O presidente da Associação Brasileira do Papelão Ondulado (ABPO), Sergio Amoroso, confirmou, nesta terça-feira, 8, que há uma preocupação no setor quanto a um possível desabastecimento de papel utilizado na produção de embalagens de papelão ondulado. Essa preocupação foi revelada pelo Broadcast, serviço de informações em tempo real da Agência Estado, em maio passado, após a obtenção de dados que mostravam a projeção de redução dos estoques do setor.

“Já tivemos estresse em 2012, quando o estoque vinculante ficou curto, em 15 dias. O ideal seria entre 25 e 30 dias”, revelou Amoroso em entrevista ao Broadcast. “A previsão para 2013 é de que esse estoque pudesse cair mais e chegar a 10 dias. E essa preocupação ainda existe”, revelou Amoroso. O executivo participou, nesta terça-feira, 8, do 46º Congresso e Exposição Internacional de Celulose e Papel, organizado pela Associação Brasileira Técnica de Celulose e Papel (ABTCP).

O presidente da ABPO destaca que as empresas possuem contratos, o que reduz a preocupação de desabastecimento, mas confessa: se houver novo stress no mercado, pode haver falta do papel utilizado na produção das embalagens de papelão ondulado. “Pode haver estresse para indústria que não estiver mais preparada”, disse.

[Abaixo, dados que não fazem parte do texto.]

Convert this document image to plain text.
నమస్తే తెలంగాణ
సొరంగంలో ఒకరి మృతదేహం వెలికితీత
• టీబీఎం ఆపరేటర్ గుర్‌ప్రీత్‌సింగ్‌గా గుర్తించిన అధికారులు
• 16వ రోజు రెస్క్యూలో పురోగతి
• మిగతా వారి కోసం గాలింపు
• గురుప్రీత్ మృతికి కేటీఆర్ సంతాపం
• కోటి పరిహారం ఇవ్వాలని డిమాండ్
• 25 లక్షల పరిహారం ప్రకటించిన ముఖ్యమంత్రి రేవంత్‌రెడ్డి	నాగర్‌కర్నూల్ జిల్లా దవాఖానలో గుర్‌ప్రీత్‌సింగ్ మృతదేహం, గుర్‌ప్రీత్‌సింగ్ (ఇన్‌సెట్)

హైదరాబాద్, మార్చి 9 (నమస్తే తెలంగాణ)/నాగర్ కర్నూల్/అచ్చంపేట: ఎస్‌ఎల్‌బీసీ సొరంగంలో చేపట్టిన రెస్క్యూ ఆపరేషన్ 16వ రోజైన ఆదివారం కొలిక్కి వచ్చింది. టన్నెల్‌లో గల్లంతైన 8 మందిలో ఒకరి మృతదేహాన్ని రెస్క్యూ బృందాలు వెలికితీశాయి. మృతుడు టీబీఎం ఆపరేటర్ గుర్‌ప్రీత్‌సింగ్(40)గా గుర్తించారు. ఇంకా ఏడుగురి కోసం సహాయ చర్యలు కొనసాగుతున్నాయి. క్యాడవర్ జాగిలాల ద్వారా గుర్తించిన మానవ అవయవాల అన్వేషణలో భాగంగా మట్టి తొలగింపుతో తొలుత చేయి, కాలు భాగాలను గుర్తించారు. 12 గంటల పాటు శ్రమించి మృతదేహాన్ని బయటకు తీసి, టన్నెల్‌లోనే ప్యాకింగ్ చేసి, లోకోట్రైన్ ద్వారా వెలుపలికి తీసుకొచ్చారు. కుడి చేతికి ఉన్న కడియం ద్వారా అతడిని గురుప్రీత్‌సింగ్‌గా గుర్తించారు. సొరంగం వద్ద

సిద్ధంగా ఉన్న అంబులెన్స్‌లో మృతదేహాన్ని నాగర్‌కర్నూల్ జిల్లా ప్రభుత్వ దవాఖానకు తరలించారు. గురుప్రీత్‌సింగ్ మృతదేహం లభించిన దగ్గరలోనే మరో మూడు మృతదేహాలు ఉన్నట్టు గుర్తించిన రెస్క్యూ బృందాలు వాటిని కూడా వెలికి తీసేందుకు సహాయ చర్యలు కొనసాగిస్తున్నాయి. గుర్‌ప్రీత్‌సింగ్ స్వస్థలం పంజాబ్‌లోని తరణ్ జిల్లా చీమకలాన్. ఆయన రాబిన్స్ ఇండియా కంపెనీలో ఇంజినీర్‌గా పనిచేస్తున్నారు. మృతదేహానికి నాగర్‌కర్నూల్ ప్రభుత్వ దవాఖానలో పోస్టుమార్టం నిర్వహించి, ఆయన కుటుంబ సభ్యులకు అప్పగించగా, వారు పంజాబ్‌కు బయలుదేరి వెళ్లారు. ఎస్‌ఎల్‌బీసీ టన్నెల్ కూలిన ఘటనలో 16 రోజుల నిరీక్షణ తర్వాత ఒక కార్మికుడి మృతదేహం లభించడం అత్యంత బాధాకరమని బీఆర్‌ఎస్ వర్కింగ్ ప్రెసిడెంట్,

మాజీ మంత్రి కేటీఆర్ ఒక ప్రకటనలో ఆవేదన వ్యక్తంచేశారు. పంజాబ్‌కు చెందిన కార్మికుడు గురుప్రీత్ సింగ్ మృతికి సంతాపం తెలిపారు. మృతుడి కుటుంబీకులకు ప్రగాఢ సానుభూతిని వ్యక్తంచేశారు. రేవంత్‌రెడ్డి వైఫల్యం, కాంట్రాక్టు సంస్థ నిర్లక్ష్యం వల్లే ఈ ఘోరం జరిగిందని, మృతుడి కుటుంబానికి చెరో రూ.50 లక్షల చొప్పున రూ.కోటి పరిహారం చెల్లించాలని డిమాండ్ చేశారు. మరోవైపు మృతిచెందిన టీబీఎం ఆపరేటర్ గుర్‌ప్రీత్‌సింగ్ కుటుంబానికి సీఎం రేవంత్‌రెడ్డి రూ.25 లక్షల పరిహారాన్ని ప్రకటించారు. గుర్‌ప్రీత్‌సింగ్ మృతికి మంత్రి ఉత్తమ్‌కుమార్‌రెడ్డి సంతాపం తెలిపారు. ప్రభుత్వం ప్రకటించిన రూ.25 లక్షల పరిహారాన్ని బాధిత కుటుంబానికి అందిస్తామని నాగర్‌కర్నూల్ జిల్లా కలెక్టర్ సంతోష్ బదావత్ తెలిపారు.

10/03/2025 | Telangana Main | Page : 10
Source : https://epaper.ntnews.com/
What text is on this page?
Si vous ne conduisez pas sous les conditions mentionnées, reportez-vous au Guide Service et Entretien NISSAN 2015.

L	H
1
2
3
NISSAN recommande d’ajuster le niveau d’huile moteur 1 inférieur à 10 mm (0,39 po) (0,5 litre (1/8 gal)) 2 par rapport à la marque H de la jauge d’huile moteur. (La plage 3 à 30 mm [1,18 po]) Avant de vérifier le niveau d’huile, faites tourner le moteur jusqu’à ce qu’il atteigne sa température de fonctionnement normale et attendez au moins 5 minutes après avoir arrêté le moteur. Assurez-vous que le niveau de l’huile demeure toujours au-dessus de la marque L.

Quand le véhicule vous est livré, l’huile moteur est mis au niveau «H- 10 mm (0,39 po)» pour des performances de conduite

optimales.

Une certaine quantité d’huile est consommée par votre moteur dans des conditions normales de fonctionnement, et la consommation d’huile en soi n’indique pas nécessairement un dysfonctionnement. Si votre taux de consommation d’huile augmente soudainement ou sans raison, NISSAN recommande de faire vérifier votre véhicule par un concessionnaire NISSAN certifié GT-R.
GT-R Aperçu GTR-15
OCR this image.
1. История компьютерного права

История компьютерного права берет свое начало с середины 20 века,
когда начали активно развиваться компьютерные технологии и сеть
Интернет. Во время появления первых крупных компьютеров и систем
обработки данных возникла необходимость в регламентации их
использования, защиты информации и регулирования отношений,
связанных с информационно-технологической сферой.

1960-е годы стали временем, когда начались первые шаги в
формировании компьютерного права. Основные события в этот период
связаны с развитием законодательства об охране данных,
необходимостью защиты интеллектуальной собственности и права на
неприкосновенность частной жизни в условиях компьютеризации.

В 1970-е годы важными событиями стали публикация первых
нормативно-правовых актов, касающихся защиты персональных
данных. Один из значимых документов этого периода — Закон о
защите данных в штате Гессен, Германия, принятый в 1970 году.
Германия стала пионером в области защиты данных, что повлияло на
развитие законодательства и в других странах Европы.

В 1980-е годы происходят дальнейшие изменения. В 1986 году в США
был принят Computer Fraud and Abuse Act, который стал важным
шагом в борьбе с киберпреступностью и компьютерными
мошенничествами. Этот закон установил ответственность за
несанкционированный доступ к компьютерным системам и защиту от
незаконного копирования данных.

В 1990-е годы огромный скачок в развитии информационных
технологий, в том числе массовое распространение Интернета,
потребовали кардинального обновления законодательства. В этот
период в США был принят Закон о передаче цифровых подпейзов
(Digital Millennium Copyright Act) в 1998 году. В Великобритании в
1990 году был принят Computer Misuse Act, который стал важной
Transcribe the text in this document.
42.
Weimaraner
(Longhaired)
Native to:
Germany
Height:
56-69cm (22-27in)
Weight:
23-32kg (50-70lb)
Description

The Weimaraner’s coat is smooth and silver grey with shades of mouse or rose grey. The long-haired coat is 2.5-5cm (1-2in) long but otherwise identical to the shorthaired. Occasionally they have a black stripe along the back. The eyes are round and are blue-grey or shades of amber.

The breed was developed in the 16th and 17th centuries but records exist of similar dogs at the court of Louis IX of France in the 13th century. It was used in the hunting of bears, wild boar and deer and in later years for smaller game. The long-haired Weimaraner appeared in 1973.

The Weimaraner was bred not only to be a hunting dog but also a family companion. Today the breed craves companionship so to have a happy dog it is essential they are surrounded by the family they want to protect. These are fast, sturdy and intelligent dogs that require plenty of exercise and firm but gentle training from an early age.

O possível desabastecimento tem origem no aumento da demanda por esses papeis, em função de redução da oferta, como a suspensão de produção de algumas unidades, e também no cenário mais favorável às exportações. Esse último lembrado pelo próprio Amoroso. “O câmbio estimula a exportação”.

A menor oferta de matéria-prima deve reforçar as discussões entre fabricantes e clientes a respeito dos reajustes anunciados para este ano. No início do segundo semestre, fabricantes de papelão ondulado anunciaram reajustes entre 7% e 9%, valores que ainda estão em fase de implantação, segundo o executivo.

Amoroso aponta a alta dos custos para justificar os reajustes. Além de insumos químicos e mão de obra mais caros, o setor sofre com a elevação dos preços das aparas. “A apara subiu e parou, e hoje está na casa de R$ 520 a tonelada. Um ano atrás era cotada em R$ 320 por tonelada”, lembrou.